Where is that reference? How does the user know where that reference is? Again one can learn these things through much study but why doesn't the interface define that reference in clear terms? Why can't we as the user choose among a list of beginning references? Let's say the interface allows us to choose a face that the limits will be defined from. Sweet, '0' and 3" from that face. In this case those do represent actual min and max values from that face.
But let's say the user gets to define a mate as the beginning reference point. Now what? Which axis of the mate is the reference? Can we select that as well? Are we still dealing with mins and maxes or more now a reference from that mate's selected axis? I'm saying that OnShape is acting like the latter. It's choosing a reference, then entering values according to that reference, and those values are (incorrectly IMO) labeled as min and maxes where I'm suggesting they simply be pos or neg values based on the reference.
Again I think familiarity with a feature does not make that feature easy to learn or use, it only means that someone has invested the time to learn it. I've done that but it could be so much easier for the user IMO.
I suggest something simple. Add an additional checkbox or directional toggle in the mate dialog that lets you flip how the mate behaves relative to MC1, basically multiplying MC1 Z (and Y) axis direction vector by -1. The toggle would behave the same as flipping the Z axis on MC1 but would be easier to accomplish. It can all be edited within the mate now without having to use silly limits like -10mm to -5mm. That's still better than having to edit MC1 or be forced to use silly limits like -10mm to -5mm. People don't naturally think in those terms. Sure, sometimes I'll want something to move +5/-10 relative to some surface, but usually it's one-sided, e.g. 0-10mm or 5-10mm. Having that toggle would let you you enter the mating process knowing exactly what your limit values will be - no futzing with negative values unless you actually have a bidirectional limit.
There is already a toggle that either aligns or anti-aligns the two mate connectors, so what's one more toggle if it adds greatly to usability. You can make the default value be False, thereby not breaking all the mates in existing assemblies.

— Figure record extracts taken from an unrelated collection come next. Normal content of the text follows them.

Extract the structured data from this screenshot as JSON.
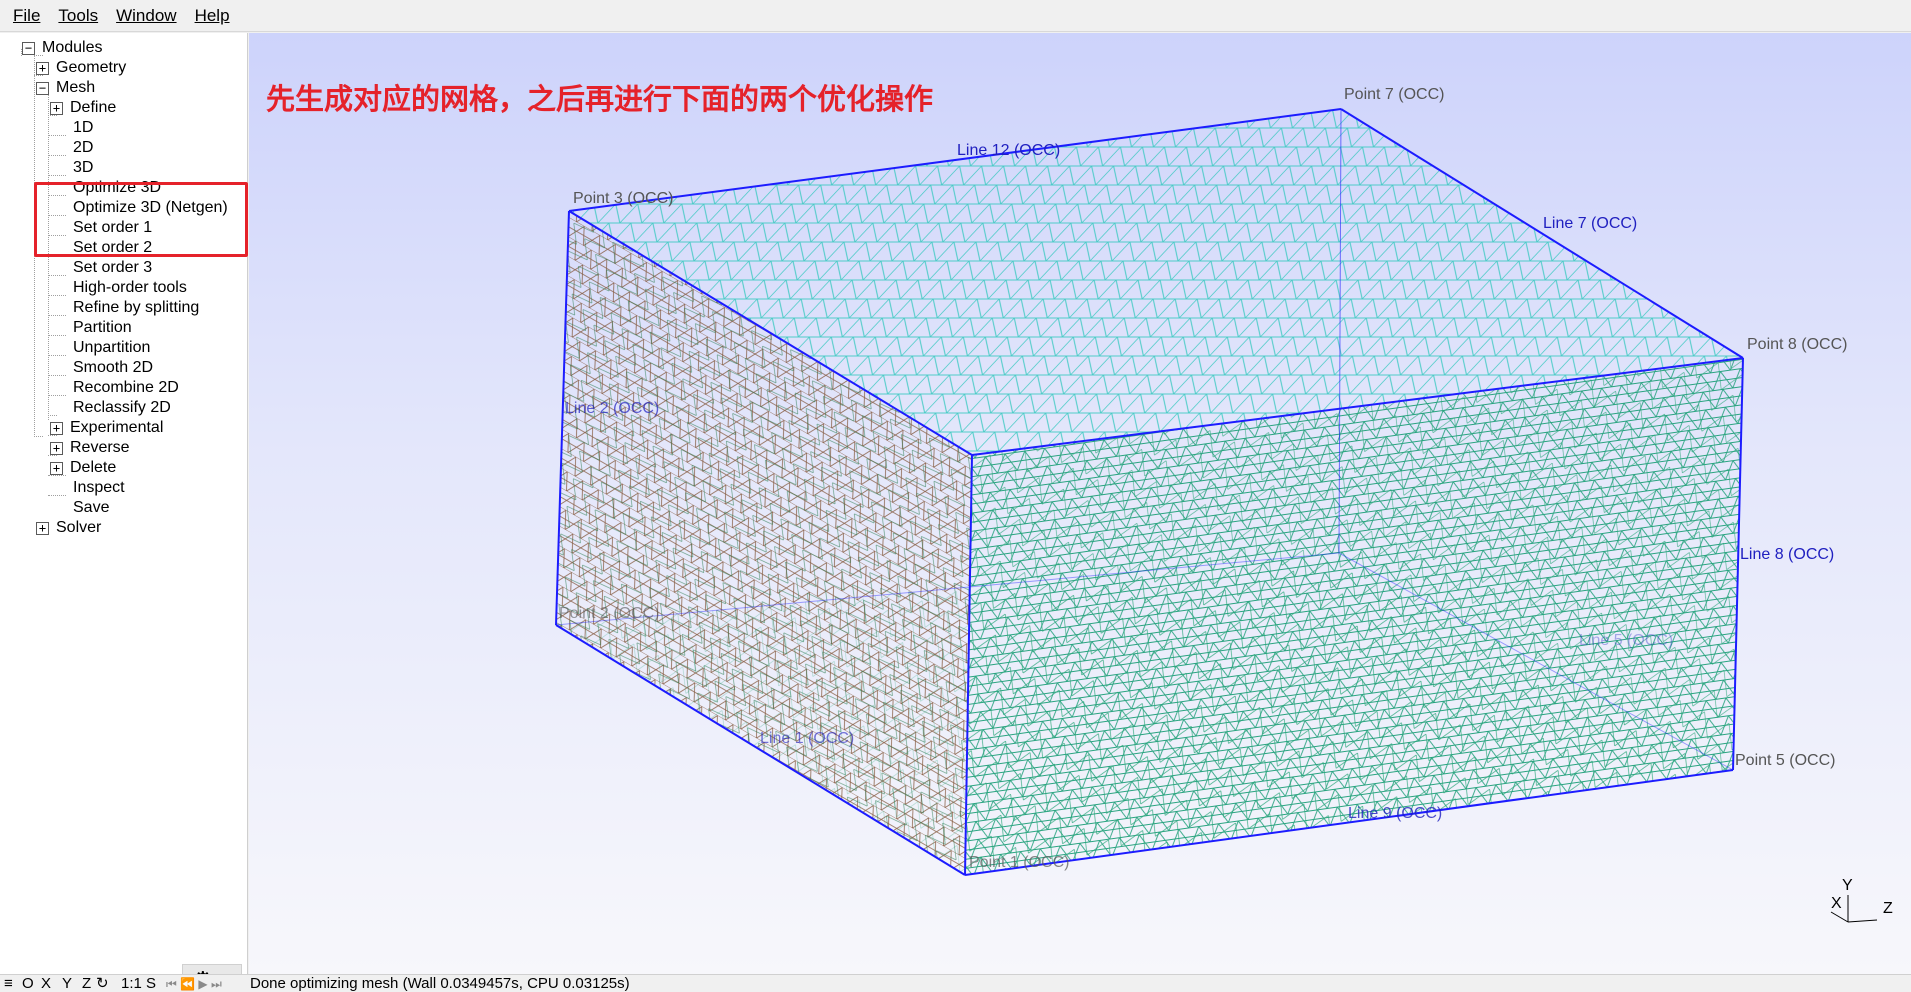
{
  "menu": {
    "file": "File",
    "tools": "Tools",
    "window": "Window",
    "help": "Help"
  },
  "tree": {
    "modules": "Modules",
    "geometry": "Geometry",
    "mesh": "Mesh",
    "define": "Define",
    "mesh_items": [
      "1D",
      "2D",
      "3D",
      "Optimize 3D",
      "Optimize 3D (Netgen)",
      "Set order 1",
      "Set order 2",
      "Set order 3",
      "High-order tools",
      "Refine by splitting",
      "Partition",
      "Unpartition",
      "Smooth 2D",
      "Recombine 2D",
      "Reclassify 2D"
    ],
    "experimental": "Experimental",
    "reverse": "Reverse",
    "delete": "Delete",
    "inspect": "Inspect",
    "save": "Save",
    "solver": "Solver",
    "expand_glyph": "+",
    "collapse_glyph": "−"
  },
  "annotation": {
    "text": "先生成对应的网格，之后再进行下面的两个优化操作",
    "color": "#e5222a"
  },
  "viewport": {
    "labels": {
      "point7": "Point 7 (OCC)",
      "point3": "Point 3 (OCC)",
      "point8": "Point 8 (OCC)",
      "point5": "Point 5 (OCC)",
      "point1": "Point 1 (OCC)",
      "point2": "Point 2 (OCC)",
      "line12": "Line 12 (OCC)",
      "line7": "Line 7 (OCC)",
      "line2": "Line 2 (OCC)",
      "line8": "Line 8 (OCC)",
      "line1": "Line 1 (OCC)",
      "line9": "Line 9 (OCC)",
      "line5": "Line 5 (OCC)"
    },
    "axes": {
      "x": "X",
      "y": "Y",
      "z": "Z"
    },
    "colors": {
      "edge": "#1c1cff",
      "mesh_front": "#1fa07a",
      "mesh_top": "#39c9c0",
      "mesh_left": "#7a4a2a",
      "label": "#555555",
      "line_label": "#2020c0"
    }
  },
  "settings": {
    "gear": "⚙",
    "arrow": "▽"
  },
  "status": {
    "menu_icon": "≡",
    "o": "O",
    "x": "X",
    "y": "Y",
    "z": "Z",
    "rotate": "↻",
    "scale": "1:1",
    "s": "S",
    "nav": "⏮ ⏪ ▶ ⏭",
    "message": "Done optimizing mesh (Wall 0.0349457s, CPU 0.03125s)"
  }
}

Whatcha think?
It seems that now OS is choosing that reference mate according to a formula that is pretty well hidden, at least to this user.
So maybe 2 things - note, choose or show which mate is being referenced, then allow limits to be based upon that reference, location, axis, etc.

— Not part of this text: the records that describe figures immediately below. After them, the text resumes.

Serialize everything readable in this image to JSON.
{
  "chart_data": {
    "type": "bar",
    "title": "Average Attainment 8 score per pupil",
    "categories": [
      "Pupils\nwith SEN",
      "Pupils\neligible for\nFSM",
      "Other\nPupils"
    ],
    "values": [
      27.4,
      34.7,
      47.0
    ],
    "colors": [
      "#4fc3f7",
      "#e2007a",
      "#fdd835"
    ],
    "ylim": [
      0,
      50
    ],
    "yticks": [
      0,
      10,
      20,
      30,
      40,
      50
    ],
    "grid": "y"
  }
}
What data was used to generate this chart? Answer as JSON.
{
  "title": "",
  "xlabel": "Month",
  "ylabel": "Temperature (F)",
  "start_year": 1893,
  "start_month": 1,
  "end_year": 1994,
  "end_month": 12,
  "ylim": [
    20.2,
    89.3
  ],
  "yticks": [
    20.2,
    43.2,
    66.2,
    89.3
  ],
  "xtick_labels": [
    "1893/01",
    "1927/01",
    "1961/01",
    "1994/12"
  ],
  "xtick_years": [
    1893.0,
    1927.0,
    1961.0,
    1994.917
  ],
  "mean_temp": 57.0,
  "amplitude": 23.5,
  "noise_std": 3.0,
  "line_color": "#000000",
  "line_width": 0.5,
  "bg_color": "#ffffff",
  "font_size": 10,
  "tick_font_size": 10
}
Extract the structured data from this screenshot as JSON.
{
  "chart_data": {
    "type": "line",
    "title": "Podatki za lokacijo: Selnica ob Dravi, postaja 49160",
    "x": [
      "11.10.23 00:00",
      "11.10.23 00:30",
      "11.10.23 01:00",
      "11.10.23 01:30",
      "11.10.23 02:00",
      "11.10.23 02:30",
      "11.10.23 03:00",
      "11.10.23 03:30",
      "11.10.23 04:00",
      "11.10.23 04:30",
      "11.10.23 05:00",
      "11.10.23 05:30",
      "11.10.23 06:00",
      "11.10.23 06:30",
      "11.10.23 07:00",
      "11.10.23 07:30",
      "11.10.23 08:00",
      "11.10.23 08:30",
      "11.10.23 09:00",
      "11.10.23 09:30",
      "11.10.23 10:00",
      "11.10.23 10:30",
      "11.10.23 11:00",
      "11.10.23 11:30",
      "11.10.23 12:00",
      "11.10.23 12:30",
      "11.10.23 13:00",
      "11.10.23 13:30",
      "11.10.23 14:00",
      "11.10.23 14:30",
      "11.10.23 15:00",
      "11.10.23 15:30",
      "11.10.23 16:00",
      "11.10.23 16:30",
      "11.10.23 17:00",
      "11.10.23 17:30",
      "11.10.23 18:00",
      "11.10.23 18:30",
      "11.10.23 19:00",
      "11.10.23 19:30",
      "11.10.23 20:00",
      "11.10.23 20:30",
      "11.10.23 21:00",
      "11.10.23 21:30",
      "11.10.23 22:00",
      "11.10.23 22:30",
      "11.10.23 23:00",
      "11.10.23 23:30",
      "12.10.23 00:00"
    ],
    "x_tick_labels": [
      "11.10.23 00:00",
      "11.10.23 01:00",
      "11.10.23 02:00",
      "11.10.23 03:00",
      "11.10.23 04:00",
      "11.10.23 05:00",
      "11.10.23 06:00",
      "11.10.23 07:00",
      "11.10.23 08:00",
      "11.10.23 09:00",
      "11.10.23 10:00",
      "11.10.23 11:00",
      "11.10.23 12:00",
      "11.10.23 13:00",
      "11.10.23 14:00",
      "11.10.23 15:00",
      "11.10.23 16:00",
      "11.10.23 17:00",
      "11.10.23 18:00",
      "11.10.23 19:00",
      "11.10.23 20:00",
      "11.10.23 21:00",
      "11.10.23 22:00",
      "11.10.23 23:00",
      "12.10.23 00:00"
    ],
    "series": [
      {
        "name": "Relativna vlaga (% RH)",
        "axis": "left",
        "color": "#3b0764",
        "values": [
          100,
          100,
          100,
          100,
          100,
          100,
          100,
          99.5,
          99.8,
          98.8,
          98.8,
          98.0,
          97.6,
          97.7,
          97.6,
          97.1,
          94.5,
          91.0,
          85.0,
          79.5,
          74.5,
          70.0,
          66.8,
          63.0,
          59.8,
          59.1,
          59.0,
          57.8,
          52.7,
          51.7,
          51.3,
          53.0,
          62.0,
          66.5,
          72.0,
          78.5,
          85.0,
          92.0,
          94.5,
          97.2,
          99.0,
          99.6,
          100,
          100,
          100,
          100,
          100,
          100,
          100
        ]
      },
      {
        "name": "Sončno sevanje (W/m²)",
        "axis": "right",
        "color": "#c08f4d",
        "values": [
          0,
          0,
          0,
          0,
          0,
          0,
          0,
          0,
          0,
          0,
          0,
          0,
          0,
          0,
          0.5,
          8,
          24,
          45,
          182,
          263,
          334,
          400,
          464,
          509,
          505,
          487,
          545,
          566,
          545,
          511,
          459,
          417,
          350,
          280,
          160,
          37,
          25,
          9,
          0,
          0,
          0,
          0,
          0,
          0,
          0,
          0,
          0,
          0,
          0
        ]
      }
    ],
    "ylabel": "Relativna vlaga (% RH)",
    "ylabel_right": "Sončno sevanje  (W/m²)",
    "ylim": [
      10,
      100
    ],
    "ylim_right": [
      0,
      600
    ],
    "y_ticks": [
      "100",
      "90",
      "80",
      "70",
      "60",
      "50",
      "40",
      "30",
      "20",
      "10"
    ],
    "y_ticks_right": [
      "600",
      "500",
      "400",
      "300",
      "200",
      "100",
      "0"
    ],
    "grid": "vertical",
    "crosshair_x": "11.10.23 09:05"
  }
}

More importantly, if you can flip the orientation of the reference MC on the fly, you don't really need to know what the reference is. There is still going to be some random flipping, but now it's just a matter of trying one orientation and then another. Just two permutations (assuming you don't count the relative orientation of MC1 to MC2, which should be obvious visually).
Thanks for you indulgence
If we could specify which MC were the reference then it wouldn't matter which were chosen first and it would add a lot of flexibility and user options to the process.
I think you have made the point the that this needs improvement and we are all in agreement, I know I have to mess with these forgetting how they work everytime I create one. @malay_kumar has taken note and I am sure will be onto this soon. The great thing about Onshape is these things can be highlighted and fixed in a very short cycle time with no reinstall or patches required.
Twitter: @onshapetricks & @babart1977
OnShape is the best software company I ever seen when it comes time to listening and changing - if deemed necessary - so if my suggestion has any real merit I'm confident it will be acted upon in due time and hopefully in a manner that's even better than what I can currently envision.